Civiltà Maya raggiunse il picco intorno all'800 d.C. circa prima di cadere in declino. Al tempo della conquista spagnola nel sedicesimo secolo, i Maya stavano ricostruendo, con le potenti città-stato che risorgevano ancora una volta, ma gli spagnoli li sconfissero. I discendenti dei Maya vivono ancora nella regione e molti di loro continuano a praticare tradizioni culturali come lingua, abbigliamento, cucina e religione.
Il periodo preclassico Maya (1800–300 a.C.)
Le persone sono arrivate per la prima volta in Messico e America Centrale millenni fa, vivevano come cacciatori-raccoglitori nelle foreste pluviali e nelle colline vulcaniche della regione. Iniziarono a sviluppare caratteristiche culturali associate alla civiltà Maya intorno al 1800 a.C. sulla costa occidentale del Guatemala. Nel 1000 a.C. i Maya si erano diffusi nelle foreste di pianura del Messico meridionale, del Guatemala, del Belize e dell'Honduras.
I Maya del periodo preclassico vivevano in piccoli villaggi in case semplici e si dedicavano all'agricoltura di sussistenza.
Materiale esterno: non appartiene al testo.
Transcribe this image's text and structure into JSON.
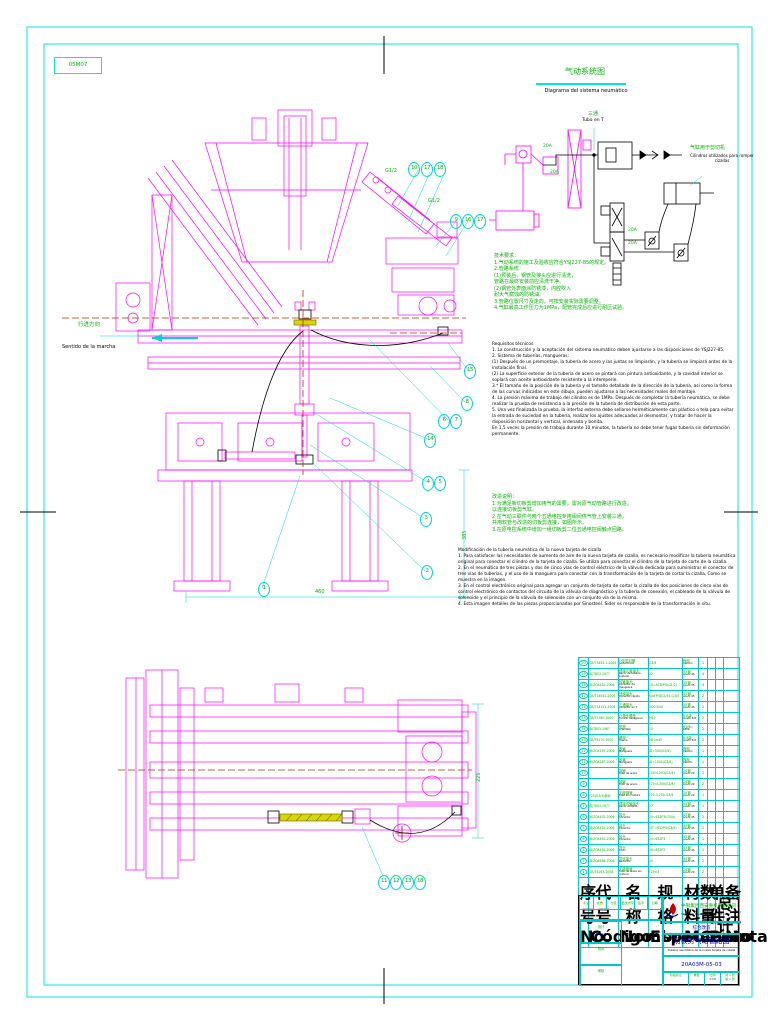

Le principali città dei Maya, come Palenque, Tikal e Copán, furono fondate durante questo periodo e iniziarono a prosperare. È stato sviluppato il commercio di base, collegando le città-stato e facilitando lo scambio culturale.
Il tardo periodo preclassico (300 a.C.-300 d.C.)
Il tardo periodo preclassico Maya durò all'incirca dal 300 a.C. al 300 d.C. ed è segnato dagli sviluppi della cultura Maya. Furono costruiti grandi templi: le loro facciate furono decorate con sculture in stucco e pittura. Fiorì il commercio a lunga distanza , in particolare per oggetti di lusso come giada e ossidiana. Le tombe reali risalenti a questo periodo sono più elaborate di quelle del primo e medio periodo preclassico e spesso contenevano offerte e tesori.
Il primo periodo classico (300 d.C.–600 d.C.)
Si ritiene che il periodo classico sia iniziato quando i Maya iniziarono a scolpire bellissime stele (statue stilizzate di capi e governanti) decorate con date indicate nel calendario Maya del lungo conteggio. La prima data su una stele Maya è il 292 d.C. (a Tikal) e l'ultima è il 909 d.C. (a Tonina). Durante primo periodo classico (300–600 d.C.), i Maya continuarono a sviluppare molte delle loro attività intellettuali più importanti, come astronomia , matematica e architettura.
Durante questo periodo, la città di Teotihuacán, situata vicino a Città del Messico, esercitò una grande influenza sulle città-stato Maya, come dimostra la presenza di ceramiche e architetture in stile Teotihuacán.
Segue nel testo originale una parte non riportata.